RE: Compression through normalization

From: Jungshik Shin (jshin@mailaps.org)
Date: Wed Dec 03 2003 - 12:36:09 EST

  • Next message: Patrick Andries: "Re: MS Windows and Unicode 4.0 ?"

    On Wed, 3 Dec 2003, Philippe Verdy wrote:

    > I just have another question for Korean: many jamos are in fact composed
    > from other jamos: this is clearly visible both in their name and in their
    > composed glyph. What would be the linguistic impact of decomposing them (not
    > canonically!)? Do Korean really learn these jamos without breaking them into
    > their components? I think here about SSANG (double) consonnants, or the

      The Korean alphabet invented in 1443 and announced in 1446 included 17
    consonants and 11 vowels. Modern Korean uses 14 consoants and 10 vowels
    (3 consonants and 1 vowel have become obsolete. Korean 'ABC-song'
    enumerates them only (i.e. it doesn't include cluster/complex letters.)
    The vowel 'U+119E ARAE A ᆞ' were used until the early 20th century
    when it was 'officially' made out of use in the draft standard of Korean
    orthography by the Korean Linguistic Society in 1933 [1], which became
    the basis of both South and North Korean orthographic standards after
    the division of the country. See p. 6(of the PDF file, or p. 2 in the
    actual document) of the scanned copy of the draft standard for the list
    of Korean letters along with names(The upper left part of p.6 in PDF
    when rotated counterclockwise by 90 degrees.) All others are composed
    out of them.
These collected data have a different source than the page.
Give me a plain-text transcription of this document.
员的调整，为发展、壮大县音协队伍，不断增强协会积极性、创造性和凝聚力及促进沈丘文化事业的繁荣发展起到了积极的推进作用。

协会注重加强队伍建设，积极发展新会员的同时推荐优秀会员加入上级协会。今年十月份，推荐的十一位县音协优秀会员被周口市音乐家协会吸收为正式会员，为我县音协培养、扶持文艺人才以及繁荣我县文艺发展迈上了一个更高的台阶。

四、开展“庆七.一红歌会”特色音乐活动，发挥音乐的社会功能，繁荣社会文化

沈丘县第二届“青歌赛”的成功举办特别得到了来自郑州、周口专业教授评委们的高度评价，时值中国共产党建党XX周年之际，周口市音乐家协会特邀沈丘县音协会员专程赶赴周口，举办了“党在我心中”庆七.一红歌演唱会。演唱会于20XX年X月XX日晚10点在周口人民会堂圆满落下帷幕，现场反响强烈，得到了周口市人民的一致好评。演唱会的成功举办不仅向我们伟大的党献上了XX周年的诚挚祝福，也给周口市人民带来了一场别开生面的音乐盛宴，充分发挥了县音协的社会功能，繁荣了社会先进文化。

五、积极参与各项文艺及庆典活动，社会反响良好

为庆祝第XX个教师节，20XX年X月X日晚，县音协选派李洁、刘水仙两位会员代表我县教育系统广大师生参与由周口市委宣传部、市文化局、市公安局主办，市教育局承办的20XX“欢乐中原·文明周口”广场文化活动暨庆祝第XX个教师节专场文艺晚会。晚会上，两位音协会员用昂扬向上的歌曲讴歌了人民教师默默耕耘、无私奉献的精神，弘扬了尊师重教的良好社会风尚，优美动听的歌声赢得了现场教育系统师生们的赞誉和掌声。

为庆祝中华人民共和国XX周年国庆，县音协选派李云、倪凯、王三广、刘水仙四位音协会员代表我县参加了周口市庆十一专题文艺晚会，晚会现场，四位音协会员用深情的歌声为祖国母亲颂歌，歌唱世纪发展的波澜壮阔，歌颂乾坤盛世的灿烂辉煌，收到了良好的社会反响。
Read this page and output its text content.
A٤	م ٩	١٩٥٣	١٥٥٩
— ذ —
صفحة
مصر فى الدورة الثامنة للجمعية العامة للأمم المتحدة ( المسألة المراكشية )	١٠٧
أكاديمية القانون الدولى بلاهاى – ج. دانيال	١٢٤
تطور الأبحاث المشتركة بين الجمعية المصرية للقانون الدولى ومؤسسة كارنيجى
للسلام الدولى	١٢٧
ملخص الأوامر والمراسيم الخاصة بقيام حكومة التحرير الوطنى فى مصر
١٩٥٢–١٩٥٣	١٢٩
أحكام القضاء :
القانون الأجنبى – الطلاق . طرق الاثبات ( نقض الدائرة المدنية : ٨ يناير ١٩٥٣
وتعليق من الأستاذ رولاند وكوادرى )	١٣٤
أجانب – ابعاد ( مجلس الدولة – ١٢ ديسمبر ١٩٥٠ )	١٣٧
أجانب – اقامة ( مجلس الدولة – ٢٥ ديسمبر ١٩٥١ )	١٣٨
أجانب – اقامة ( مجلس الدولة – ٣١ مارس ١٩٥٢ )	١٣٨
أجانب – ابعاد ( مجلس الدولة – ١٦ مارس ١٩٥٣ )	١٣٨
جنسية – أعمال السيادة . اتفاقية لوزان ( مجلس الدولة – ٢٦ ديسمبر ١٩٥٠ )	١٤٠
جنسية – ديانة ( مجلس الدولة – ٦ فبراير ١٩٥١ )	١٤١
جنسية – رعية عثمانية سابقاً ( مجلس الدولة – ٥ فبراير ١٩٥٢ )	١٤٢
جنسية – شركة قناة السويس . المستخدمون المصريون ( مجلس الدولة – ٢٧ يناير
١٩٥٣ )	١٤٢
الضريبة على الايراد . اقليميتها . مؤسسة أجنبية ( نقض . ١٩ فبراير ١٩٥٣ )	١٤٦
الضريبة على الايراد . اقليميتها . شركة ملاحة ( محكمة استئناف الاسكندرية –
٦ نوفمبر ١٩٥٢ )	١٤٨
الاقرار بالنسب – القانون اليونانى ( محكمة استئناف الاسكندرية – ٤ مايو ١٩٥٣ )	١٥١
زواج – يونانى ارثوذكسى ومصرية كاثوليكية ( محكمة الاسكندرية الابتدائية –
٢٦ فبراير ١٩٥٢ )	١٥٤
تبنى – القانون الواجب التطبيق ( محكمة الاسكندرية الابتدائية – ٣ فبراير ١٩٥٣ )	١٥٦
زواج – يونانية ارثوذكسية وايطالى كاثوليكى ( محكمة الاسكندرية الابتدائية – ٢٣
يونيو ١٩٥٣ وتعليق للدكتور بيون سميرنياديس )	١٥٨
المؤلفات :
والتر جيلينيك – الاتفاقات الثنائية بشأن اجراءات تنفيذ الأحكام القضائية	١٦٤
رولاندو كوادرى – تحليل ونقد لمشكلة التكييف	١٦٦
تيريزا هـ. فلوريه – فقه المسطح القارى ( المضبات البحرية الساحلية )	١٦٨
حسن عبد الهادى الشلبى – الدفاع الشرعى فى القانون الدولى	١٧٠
A few additional consonants were used briefly to transcribe
    Chinese phonems in phonetic textbooks in the 15th century, but have not
    been used otherwise.

      I and Kent, on several occasions, wrote that complex Korean letters
    (Korean letter clusters) should have been made __canonically_ equivalent
    to basic Korean letter sequences. They were compatibly equivalent to each
    other in Unicode 2.0, but even that compatible equivalence was removed
    instead of being upgraded to the canonical equivalence. That's another
    mistake in Korean encoding in Unicode. In the first place, complex
    Korean letters should not have been encoded just like precomposed
    syllables should not have been. With the NFC/NFD frozen forever,
    it is now impossible to rectifiy this.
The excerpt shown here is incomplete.